Syaikh Abu Hasan merupakan pendiri Pondok Pesantren Nurul Huda, Pondok Pesantren Tertua di Blitar dan paling bersejarah di Blitar. Beliau merupakan tokoh agama.
Untuk mencari asal-usul Syaikh Abu Hasan, kali ini BLITARTIMES berhasil menemui Haikal Asrafi, generasi ke enam Syaikh Abu Hasan. Menurut Haikal, Syaikh Abu Hasan merupakan salah satu putra dari seorang guru agama yang alim dari Sleman Yogyakarta.
Separuh hidupnya, beliau pergunakan untuk menuntut ilmu agama Islam di Mamba’ul Oeloem, salah satu Madrasah Diniyyah yang dimiliki oleh keraton Ngayogyakarto Hadiningrat pasca perjanjian Gianti 1755.
"Pada tahun 1819 Syaikh Abu Hasan berangkat melaksanakan titah dakwah menyebarkan agama Islam di wilayah timur, dan dipilihlah daerah Kuningan di Blitar yang pada waktu itu dipimpin oleh Pangeran Adipati Aryo Blitar," ungkapnya.

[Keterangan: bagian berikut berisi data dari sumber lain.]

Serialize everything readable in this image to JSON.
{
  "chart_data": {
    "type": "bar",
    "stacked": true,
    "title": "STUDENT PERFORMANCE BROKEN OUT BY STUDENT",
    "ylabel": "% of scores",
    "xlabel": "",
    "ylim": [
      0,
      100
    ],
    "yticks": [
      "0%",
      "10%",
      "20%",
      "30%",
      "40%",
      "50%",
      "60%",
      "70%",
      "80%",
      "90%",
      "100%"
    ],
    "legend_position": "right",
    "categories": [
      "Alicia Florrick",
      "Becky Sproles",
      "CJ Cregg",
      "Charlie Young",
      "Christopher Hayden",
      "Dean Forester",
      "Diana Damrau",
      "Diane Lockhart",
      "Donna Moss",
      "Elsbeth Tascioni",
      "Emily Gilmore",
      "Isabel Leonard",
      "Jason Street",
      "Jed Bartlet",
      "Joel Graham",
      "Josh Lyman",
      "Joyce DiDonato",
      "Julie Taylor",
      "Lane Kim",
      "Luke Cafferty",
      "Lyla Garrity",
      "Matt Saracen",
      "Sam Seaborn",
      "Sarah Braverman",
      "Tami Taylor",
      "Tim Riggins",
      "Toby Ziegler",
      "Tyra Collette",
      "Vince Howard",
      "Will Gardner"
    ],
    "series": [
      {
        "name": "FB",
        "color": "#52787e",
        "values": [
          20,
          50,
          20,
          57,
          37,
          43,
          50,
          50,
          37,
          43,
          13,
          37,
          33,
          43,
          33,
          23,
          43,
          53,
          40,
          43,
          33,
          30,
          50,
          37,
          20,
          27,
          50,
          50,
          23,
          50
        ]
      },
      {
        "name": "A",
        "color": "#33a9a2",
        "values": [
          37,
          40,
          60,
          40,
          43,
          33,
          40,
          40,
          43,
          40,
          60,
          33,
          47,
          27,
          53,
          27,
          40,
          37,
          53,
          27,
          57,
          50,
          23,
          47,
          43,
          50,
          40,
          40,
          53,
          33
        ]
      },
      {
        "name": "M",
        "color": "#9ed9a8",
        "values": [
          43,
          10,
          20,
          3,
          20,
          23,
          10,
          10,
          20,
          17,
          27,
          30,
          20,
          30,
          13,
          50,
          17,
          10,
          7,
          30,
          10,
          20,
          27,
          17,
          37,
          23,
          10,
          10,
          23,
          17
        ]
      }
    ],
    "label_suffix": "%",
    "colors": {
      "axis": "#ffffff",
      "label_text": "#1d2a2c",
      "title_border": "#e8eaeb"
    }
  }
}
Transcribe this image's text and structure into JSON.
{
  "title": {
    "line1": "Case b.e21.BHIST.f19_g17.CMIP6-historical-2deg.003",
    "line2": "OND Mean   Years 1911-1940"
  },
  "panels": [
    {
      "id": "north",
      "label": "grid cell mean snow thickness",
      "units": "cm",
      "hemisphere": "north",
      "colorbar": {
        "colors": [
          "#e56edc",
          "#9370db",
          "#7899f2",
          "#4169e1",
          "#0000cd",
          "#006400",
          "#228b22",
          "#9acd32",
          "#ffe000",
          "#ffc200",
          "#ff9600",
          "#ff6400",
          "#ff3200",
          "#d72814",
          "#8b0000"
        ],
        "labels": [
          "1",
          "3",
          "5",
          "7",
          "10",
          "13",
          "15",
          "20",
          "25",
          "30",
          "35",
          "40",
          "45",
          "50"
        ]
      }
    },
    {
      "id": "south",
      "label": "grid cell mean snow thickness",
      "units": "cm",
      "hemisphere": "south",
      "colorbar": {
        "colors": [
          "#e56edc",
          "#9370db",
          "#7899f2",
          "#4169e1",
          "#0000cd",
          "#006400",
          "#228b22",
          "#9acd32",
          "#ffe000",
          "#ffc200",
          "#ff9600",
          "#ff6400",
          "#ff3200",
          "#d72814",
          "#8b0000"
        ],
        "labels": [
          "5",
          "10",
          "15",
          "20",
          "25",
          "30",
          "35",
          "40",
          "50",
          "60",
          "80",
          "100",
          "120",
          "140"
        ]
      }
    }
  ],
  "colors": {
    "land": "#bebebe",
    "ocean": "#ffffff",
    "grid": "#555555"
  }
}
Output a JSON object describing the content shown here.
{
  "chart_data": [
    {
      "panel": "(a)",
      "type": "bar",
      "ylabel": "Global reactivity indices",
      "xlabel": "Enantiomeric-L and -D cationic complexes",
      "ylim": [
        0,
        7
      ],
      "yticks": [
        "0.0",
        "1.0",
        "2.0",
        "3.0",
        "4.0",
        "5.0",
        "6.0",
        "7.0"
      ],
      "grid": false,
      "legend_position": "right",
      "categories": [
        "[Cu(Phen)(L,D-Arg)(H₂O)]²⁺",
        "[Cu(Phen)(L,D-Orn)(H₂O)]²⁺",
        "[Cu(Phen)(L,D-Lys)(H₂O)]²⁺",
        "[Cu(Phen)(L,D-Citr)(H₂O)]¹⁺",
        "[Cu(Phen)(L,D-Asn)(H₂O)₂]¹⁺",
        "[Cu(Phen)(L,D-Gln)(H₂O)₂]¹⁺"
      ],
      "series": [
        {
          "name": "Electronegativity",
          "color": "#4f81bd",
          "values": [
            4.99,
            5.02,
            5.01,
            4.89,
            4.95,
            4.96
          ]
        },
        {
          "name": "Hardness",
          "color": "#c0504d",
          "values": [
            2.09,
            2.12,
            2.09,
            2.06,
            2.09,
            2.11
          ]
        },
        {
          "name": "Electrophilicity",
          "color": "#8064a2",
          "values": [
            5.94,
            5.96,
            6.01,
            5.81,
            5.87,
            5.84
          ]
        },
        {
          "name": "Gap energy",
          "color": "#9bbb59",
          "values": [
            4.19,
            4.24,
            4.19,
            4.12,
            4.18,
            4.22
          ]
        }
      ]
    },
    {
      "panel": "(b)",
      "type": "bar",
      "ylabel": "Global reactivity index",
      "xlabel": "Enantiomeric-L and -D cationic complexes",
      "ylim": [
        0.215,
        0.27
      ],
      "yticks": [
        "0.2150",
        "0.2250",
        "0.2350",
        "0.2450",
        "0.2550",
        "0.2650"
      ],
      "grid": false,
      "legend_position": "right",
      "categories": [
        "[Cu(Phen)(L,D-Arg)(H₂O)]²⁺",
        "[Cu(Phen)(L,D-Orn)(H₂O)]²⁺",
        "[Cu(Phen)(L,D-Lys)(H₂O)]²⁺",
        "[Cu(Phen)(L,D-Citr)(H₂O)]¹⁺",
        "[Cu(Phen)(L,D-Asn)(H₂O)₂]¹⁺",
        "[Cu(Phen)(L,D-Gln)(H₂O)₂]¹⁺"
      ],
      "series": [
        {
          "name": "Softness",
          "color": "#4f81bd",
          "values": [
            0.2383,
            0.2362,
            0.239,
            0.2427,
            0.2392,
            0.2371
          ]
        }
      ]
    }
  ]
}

Atas kecerdasan dan pengamalan ilmunya, diutarakan Haikal, kemudian Syaikh Abu Hasan diangkat menjadi salah satu dari beberapa penghulu keraton (Kyai Keraton). Pada usia 29 tahun, sebelum melaksanakan dakwah, beliau dianugerahi tombak Dwi Sula oleh Sultan Hamengkubuwono IV.
"Adanya Tombak Dwi Sula milik Syaikh Abu Hasan ini dibenarkan oleh Sejarawan Keraton Ngayogyakarta Hadiningrat yakni Ki Herman Sinung Janutomo. Dia melihat langsung tombak tersebut dan membenarkan bahwa tombak tersebut merupakan tombak mandat penghulu dari Keraton Ngayogyakarta Hadiningrat," sambungnya.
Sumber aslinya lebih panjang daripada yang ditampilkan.